Un cœur qui bat sur une puce pour accélérer le développement de médicaments
Le développement de médicaments est une tâche fastidieuse et onéreuse. La durée moyenne nécessaire au développement d’un nouveau médicament est de 12 ans, et son coût se chiffre en milliards d’euros. Les essais peuvent provoquer des effets secondaires indésirables chez les patients humains et les animaux, et de nombreux médicaments finissent également par ne pas convenir: moins de 1 % des médicaments candidats initialement étudiés arrivent sur le marché. «Plus l’échec du test se produit tardivement dans le processus de découverte de médicaments, plus le gaspillage de l’investissement est important en termes d’argent, de temps et de sécurité humaine», explique Roberta Visone, directrice de l’exploitation chez BiomimX(s’ouvre dans une nouvelle fenêtre). La PME italienne BiomimX a créé une nouvelle solution particulièrement efficace sous la forme d’un cœur battant sur une puce. Ce cœur réagit aux médicaments comme le ferait un cœur humain, ce qui permet aux chercheurs et aux sociétés biopharmaceutiques d’effectuer des tests de toxicité sur les nouveaux médicaments, accélérant ainsi leur développement. Grâce au projet uHeart, financé par l’UE, l’entreprise a jeté les bases de la commercialisation du produit. «Ces “cœurs qui battent sur une puce” sont capables à ce stade de réagir à un médicament comme le ferait un cœur humain», explique Mme Visone.

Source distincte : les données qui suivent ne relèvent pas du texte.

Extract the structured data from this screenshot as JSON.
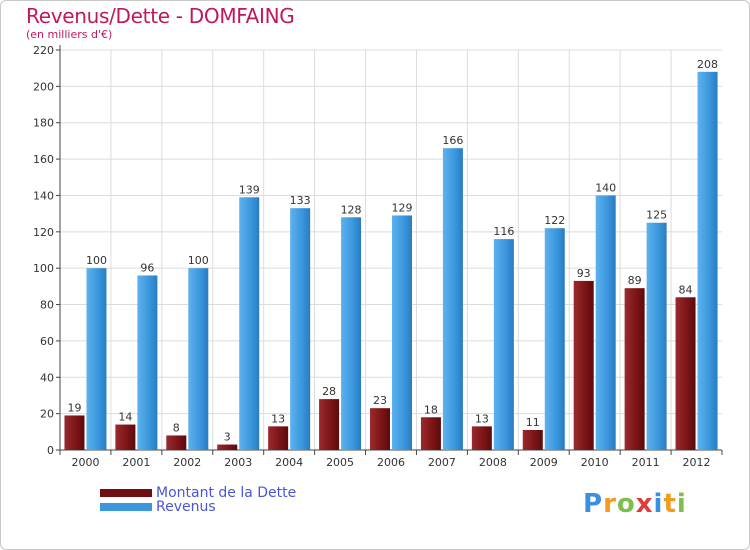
{
  "header": {
    "title": "Revenus/Dette - DOMFAING",
    "subtitle": "(en milliers d'€)"
  },
  "logo": {
    "text": "Proxiti",
    "letters": [
      "P",
      "r",
      "o",
      "x",
      "i",
      "t",
      "i"
    ]
  },
  "colors": {
    "title": "#c2185b",
    "dette": "#7a1416",
    "revenus": "#3a96dd",
    "legend_text": "#4a55d6"
  },
  "chart_data": {
    "type": "bar",
    "title": "Revenus/Dette - DOMFAING",
    "subtitle": "(en milliers d'€)",
    "categories": [
      "2000",
      "2001",
      "2002",
      "2003",
      "2004",
      "2005",
      "2006",
      "2007",
      "2008",
      "2009",
      "2010",
      "2011",
      "2012"
    ],
    "series": [
      {
        "name": "Montant de la Dette",
        "values": [
          19,
          14,
          8,
          3,
          13,
          28,
          23,
          18,
          13,
          11,
          93,
          89,
          84
        ]
      },
      {
        "name": "Revenus",
        "values": [
          100,
          96,
          100,
          139,
          133,
          128,
          129,
          166,
          116,
          122,
          140,
          125,
          208
        ]
      }
    ],
    "ylim": [
      0,
      220
    ],
    "yticks": [
      0,
      20,
      40,
      60,
      80,
      100,
      120,
      140,
      160,
      180,
      200,
      220
    ],
    "grid": true,
    "legend": "bottom-left"
  }
}
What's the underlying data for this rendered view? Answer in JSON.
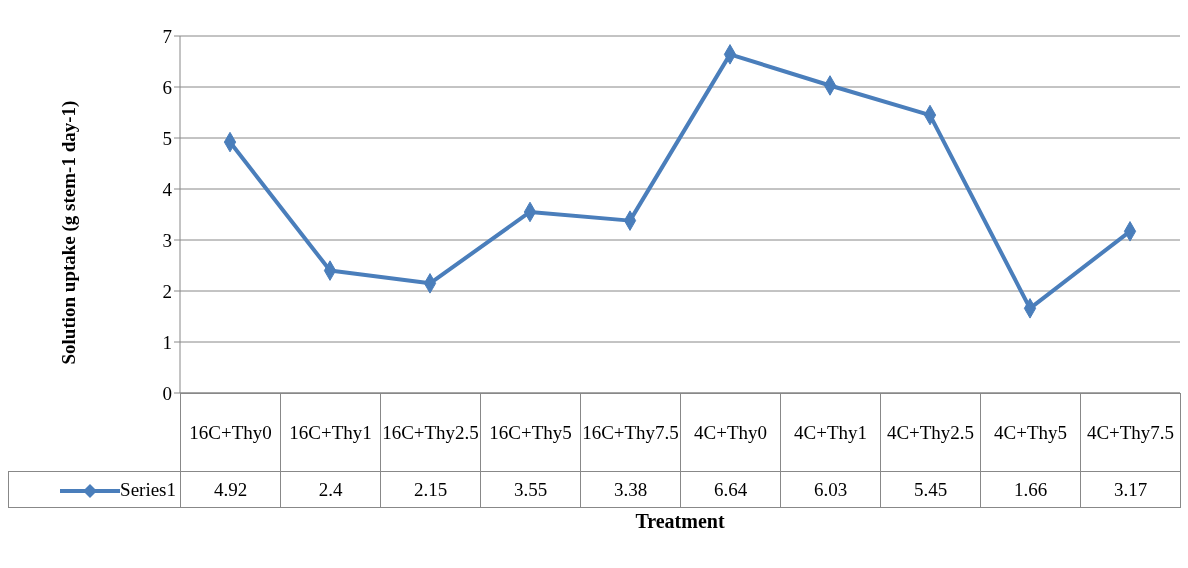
{
  "chart_data": {
    "type": "line",
    "xlabel": "Treatment",
    "ylabel": "Solution uptake (g stem-1 day-1)",
    "categories": [
      "16C+Thy0",
      "16C+Thy1",
      "16C+Thy2.5",
      "16C+Thy5",
      "16C+Thy7.5",
      "4C+Thy0",
      "4C+Thy1",
      "4C+Thy2.5",
      "4C+Thy5",
      "4C+Thy7.5"
    ],
    "series": [
      {
        "name": "Series1",
        "color": "#4a7ebb",
        "values": [
          4.92,
          2.4,
          2.15,
          3.55,
          3.38,
          6.64,
          6.03,
          5.45,
          1.66,
          3.17
        ]
      }
    ],
    "ylim": [
      0,
      7
    ],
    "yticks": [
      0,
      1,
      2,
      3,
      4,
      5,
      6,
      7
    ],
    "grid": "y",
    "marker": "diamond",
    "line_style": "solid",
    "legend": "bottom",
    "data_labels": true
  }
}
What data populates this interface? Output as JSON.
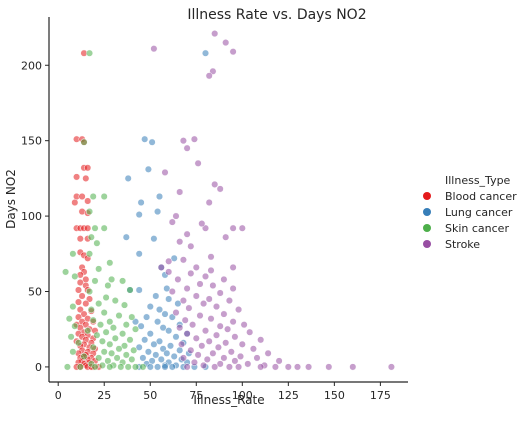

Un entraînement mécanique fait battre le cœur
La technologie brevetée uBeat™ propose des structures cellulaires en 3D dans le cadre d’une stimulation mécanique contrôlable. Cet entraînement mécanique ressemble au battement du cœur humain et apprend au cœur in vitro à battre comme le ferait un cœur naturel. Cela permet aux chercheurs d’évaluer précisément comment un cœur humain fonctionnel réagirait à certains médicaments, ce qui donne des niveaux de précision et d’exactitude sans précédent. «uBeat™ nous permet de générer des modèles prédictifs d’organes humains et de pathologies qui fournissent des informations inestimables, et aussi de planifier des essais cliniques plus intelligents», ajoute Mme Visone. Pour produire ce cœur, la technologie utilise des cellules souches pluripotentes induites(s’ouvre dans une nouvelle fenêtre) humaines. La mécanique des battements permet de générer un tissu cardiaque humain et des battements réalistes en l’espace d’une semaine. À chaque battement de cœur, des impulsions électriques traversent les tissus, entraînant la contraction des cellules cardiaques et la déformation mécanique de la matrice extracellulaire. uHeart est également capable de détecter en ligne ces signaux électriques grâce à une deuxième technologie brevetée (uECG), et de surveiller en temps réel les modifications électrophysiologiques induites par les médicaments.
Un vibrant succès
Pour commercialiser uHeart comme prédicteur de la cardiotoxicité, l’équipe travaille actuellement sur deux aspects: la production industrielle du dispositif pour répondre aux critères d’automatisation et de débit exigés par les entreprises pharmaceutiques; et la validation pharmacologique pour prouver la capacité supérieure de uHeart à prédire l’effet cardiotoxique par rapport aux modèles in vitro et aux études animales déjà disponibles. «Ces deux étapes sont en cours grâce à des collaborations stratégiques actives», note Mme Visone. Le projet a permis de confirmer que le dispositif uHeart réagit aux médicaments de manière reproductible et précise comme le ferait le tissu cardiaque humain. «Cela a été confirmé en testant des composés cardiotoxiques connus dans uHeart et en détectant la modification fonctionnelle attendue de l’activité électrophysiologique», explique Mme Visone. Outre l’industrialisation et la validation pharmacologique de uHeart, l’équipe se concentre également sur son application dans la médecine de précision. «uHeart est en effet un outil idéal pour modéliser des pathologies cardiaques spécifiques avec une résolution potentiellement unique pour chaque patient, ouvrant ainsi la voie à l’expérimentation de traitements spécifiques aux patients», explique Mme Visone. La société élargit également son portefeuille pour modéliser différents organes et maladies. La stimulation mécanique est en effet essentielle non seulement pour améliorer la maturation des tissus cardiaques, mais aussi pour imiter fidèlement in vitro tout état tissulaire ou pathologique dans lequel la modification du microenvironnement mécanique exerce une réponse physiopathologique. uKnee, un autre modèle se trouvant au même niveau de développement et également basé sur la technologie uBeat, est le premier modèle in vitro d’ostéoarthrite humaine. Des modèles de l’intestin, des poumons, des dents et même des circuits neuromusculaires sont également en préparation.